- Born: 22 November 1922 Sydney, Australia
- Died: 27 July 2013 (aged 90)
- Education: Lawrence Sheriff School

= John Nunneley =

British Army officer and businessman (1922–2013)

John Hewlett Nunneley MBE (22 November 1922 – 27 July 2013) was a British Army officer and businessman. A veteran of the Burma campaign, he later worked for reconciliation between Japanese and British.

He was born in Sydney, Australia and educated at Lawrence Sheriff School, a grammar school in Rugby, Warwickshire, England.

He concealed his age to enlist in the Buffs (Royal East Kent Regiment) at 17 and was commissioned into the Somerset Light Infantry in September 1941.

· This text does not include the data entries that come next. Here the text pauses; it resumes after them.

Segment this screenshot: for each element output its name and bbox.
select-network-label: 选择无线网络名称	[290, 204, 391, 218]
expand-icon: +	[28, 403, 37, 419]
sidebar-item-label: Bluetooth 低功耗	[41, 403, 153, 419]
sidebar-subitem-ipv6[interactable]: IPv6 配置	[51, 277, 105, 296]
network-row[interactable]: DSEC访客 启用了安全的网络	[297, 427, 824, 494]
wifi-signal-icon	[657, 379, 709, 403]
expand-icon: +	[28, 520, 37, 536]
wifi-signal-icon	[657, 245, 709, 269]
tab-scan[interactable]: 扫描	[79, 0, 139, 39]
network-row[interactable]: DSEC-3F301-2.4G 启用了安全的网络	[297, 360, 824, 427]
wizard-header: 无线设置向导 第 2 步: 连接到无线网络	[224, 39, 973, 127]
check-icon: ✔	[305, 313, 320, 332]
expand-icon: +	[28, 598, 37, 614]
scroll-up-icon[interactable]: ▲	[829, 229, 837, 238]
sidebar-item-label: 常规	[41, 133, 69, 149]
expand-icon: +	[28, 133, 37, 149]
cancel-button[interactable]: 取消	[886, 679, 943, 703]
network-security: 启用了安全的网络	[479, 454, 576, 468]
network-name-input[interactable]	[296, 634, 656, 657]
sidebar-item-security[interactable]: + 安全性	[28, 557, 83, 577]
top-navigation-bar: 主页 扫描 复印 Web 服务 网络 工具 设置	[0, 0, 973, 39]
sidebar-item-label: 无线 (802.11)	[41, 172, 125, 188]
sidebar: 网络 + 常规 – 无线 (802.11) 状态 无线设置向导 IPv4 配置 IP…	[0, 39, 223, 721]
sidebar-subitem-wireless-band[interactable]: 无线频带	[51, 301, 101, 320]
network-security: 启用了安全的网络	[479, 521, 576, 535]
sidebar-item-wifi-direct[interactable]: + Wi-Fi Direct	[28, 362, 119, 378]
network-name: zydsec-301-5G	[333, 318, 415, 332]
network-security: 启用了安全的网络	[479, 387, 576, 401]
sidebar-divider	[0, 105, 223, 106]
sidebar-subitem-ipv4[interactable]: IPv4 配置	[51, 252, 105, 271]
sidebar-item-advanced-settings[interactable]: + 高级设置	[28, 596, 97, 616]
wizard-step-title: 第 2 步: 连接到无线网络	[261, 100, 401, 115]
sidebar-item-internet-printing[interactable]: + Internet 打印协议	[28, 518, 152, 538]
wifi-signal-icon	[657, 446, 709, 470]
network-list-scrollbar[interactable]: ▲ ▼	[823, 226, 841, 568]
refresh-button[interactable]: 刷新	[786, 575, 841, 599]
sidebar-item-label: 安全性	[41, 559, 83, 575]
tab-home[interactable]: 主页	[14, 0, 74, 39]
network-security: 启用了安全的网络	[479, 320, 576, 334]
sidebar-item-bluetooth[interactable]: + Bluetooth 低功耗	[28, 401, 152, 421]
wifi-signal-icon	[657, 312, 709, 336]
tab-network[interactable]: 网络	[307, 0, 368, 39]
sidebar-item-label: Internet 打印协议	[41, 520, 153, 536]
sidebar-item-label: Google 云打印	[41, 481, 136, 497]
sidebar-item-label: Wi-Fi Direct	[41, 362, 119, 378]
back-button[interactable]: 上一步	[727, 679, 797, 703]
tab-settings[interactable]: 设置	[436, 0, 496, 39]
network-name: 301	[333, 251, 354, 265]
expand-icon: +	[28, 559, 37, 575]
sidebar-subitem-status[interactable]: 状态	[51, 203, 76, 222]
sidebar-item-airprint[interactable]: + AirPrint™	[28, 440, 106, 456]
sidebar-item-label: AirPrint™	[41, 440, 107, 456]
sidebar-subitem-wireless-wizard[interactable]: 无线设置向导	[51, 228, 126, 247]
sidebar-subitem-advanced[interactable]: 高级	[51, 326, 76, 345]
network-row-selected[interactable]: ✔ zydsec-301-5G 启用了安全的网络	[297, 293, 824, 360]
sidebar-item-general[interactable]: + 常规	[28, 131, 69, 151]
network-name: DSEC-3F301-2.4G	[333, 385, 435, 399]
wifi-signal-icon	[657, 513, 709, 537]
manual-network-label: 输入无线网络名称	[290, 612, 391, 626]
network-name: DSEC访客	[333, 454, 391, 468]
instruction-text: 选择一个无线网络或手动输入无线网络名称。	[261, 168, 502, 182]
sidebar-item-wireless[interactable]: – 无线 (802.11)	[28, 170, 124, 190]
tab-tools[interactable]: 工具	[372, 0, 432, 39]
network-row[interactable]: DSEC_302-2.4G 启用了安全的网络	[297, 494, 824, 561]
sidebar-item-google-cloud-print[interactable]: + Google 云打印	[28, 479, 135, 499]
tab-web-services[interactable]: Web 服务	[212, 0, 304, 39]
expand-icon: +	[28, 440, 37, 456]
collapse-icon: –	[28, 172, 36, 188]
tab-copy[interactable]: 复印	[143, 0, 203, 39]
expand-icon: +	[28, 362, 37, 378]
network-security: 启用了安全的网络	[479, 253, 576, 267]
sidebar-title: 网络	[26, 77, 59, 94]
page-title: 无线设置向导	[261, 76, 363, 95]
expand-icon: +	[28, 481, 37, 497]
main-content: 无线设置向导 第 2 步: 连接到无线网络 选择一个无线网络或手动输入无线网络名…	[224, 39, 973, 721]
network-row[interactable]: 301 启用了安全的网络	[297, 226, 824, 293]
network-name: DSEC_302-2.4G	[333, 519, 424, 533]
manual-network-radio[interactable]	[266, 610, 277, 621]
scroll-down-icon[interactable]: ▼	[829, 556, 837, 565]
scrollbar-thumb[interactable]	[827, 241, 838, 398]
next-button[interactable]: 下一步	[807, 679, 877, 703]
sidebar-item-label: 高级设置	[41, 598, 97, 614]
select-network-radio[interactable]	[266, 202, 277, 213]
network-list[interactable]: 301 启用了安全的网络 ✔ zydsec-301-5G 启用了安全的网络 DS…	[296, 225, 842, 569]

He was seconded to the King's African Rifles (KAR) and mostly served with a battalion recruited from the Tanganyika Territory. He was initially based in British Somaliland where his battalion guarded Italian prisoners after the East African Campaign. He moved to Ceylon in August 1943 while attached to 25th (East African) Brigade headquarters at Kurunegala. He rejoined 36 KAR when it was posted to Ceylon and accompanied it to India and Burma. In 1944 the battalion spearheaded the advance of the Fourteenth Army down the Kabaw Valley. While in Burma he recovered a Union Jack flag that had been captured by the Japanese at Singapore in February 1942. Serving as an intelligence officer, he was wounded in the leg by a grenade on 17 October 1944.

After the war, Nunneley worked for Beaverbrook Newspapers and as a director of the British Railways Board from 1962 to 1987. As chief publicity officer, he worked as Dr Beeching's assistant on writing "The Reshaping of British Railways" report (1963).

In later life he was chairman of the Burma Campaign Fellowship Group and worked towards reconciliation between Burma veterans of Japan and the Allies. He wrote an account of his wartime experiences and of the death of a young Luo recruit Tomasi Kitinya (Thomas Liech) in Tales from the King’s African Rifles (2000). He had earlier edited Tales from the Burma Campaign 1942-45 (1998) from accounts of Japanese soldiers. In 2001 he was appointed MBE for services to UK-Japanese relations.